Other things pools have to handle
- Stale connections. A connection that has been idle for hours may have been killed by the database, a firewall, or a load balancer. The pool needs to test or recycle them.
- Connection age. Long-running connections accumulate state; rotating them prevents quiet memory growth and helps roll out certificate changes.
- Timeouts. When all connections are busy, how long does a caller wait before giving up? Without a timeout, request threads pile up and the app falls over.
- Validation on borrow. Some pools test the connection (“SELECT 1”) before handing it out, which catches dead ones at borrow time at a small cost.
When you do not need a pool
- Serverless functions with very low concurrency and short lifetimes.

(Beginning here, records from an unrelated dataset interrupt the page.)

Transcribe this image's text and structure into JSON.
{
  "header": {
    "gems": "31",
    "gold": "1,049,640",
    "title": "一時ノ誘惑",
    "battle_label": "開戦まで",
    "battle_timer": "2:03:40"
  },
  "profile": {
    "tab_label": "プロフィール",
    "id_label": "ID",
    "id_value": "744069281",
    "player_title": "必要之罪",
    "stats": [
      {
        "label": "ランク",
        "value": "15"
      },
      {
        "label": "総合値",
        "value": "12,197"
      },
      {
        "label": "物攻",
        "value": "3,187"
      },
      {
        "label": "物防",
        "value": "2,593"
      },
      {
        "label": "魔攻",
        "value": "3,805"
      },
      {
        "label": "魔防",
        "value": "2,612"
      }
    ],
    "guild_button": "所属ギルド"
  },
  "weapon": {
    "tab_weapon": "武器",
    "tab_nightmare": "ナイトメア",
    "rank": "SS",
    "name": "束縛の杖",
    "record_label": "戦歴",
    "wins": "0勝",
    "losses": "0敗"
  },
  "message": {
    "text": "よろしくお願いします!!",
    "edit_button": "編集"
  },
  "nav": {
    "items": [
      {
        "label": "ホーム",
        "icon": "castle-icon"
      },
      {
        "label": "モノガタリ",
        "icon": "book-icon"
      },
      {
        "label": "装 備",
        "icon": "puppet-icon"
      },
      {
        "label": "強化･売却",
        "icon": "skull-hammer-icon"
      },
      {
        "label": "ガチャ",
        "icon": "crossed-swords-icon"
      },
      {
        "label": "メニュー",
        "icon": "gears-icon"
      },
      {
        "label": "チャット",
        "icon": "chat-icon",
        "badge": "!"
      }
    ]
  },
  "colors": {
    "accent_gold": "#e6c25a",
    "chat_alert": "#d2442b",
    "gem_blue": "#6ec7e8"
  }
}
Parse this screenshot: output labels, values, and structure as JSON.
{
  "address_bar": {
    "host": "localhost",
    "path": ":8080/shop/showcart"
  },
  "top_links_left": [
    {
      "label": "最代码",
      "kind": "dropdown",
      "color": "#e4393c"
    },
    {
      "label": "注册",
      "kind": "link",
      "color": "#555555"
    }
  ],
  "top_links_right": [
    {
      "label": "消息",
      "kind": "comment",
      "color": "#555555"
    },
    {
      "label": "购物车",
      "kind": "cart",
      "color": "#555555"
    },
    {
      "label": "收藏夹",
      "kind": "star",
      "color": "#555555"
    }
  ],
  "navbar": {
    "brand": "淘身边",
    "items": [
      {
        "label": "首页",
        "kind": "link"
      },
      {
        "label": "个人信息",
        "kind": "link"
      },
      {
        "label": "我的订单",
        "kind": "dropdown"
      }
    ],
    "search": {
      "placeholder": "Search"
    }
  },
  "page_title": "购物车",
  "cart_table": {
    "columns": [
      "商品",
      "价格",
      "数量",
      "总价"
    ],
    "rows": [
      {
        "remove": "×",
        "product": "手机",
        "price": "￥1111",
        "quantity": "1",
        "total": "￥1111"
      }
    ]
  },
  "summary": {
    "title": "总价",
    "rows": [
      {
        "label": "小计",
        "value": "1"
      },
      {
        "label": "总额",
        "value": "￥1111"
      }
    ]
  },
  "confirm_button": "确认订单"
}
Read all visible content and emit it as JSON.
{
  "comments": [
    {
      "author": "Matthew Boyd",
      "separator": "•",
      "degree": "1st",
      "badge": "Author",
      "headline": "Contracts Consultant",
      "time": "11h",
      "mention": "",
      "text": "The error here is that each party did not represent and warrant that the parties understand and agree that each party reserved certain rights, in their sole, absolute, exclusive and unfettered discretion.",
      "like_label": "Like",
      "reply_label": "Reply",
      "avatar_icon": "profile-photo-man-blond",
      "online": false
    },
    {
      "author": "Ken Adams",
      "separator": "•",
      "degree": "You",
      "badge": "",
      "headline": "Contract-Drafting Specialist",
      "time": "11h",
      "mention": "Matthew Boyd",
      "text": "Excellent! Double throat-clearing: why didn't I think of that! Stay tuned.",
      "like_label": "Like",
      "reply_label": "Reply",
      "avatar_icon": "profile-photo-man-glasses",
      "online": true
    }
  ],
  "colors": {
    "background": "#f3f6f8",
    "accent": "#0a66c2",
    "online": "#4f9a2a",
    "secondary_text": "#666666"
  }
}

Each invocation may genuinely need its own connection; the pool buys nothing.
- A single script that runs once and exits.
- A workload that opens a connection, streams for hours, and never lets go. The “connection” is the application here.
For everything else (any persistent server with even modest traffic), a pool is mandatory and is usually built into the framework.
What this connects to
- Horizontal scaling. Pools matter because every instance opens its own. See Horizontal vs vertical scaling.
- Sharding strategies. Sharded databases have per-shard connection budgets; pooling math gets harder. See Sharding strategies.
- Read replicas. Each replica has its own connection limit; the pool needs to know which connections go where. See Read replicas.
- Bulkheads. A pool per critical path prevents one slow downstream from starving the whole app. See Bulkheads and rate limiting.
Common mistakes
- No pool at all. Every request opens its own connection. p99 latency is dominated by handshakes.
- Pool size too large. Multiplied across instances, you exhaust the database’s limit and outage cascades.
- Pool size too small. Requests queue forever waiting for a connection. p99 latency spikes; users see timeouts.
- No timeout on borrow. A starved pool turns every request into an indefinite hang.
- Ignoring the database’s max_connections. Always do the math: app instances × pool size < db max_connections (with margin).
- No external pooler at scale. Once you have many app instances, the per-instance pool stops being enough. PgBouncer or equivalent is mandatory.
- Treating pool exhaustion as a “pool too small” problem. Sometimes the real problem is slow queries holding connections too long. Fix the queries; do not just grow the pool.
Quick recap
- Connections are expensive to open. Reuse them via a pool.
- Pool size is bounded by the database’s connection limit divided across instances.
- At scale, put PgBouncer or RDS Proxy in front; multiplex thousands of client connections onto a small real pool.
- Always set a borrow timeout and recycle stale connections.
- A misconfigured pool is the single most common cause of “the database went down” mysteries during launches.
This concept sits in Stage 4 (Scaling and reliability) of the System Design Roadmap.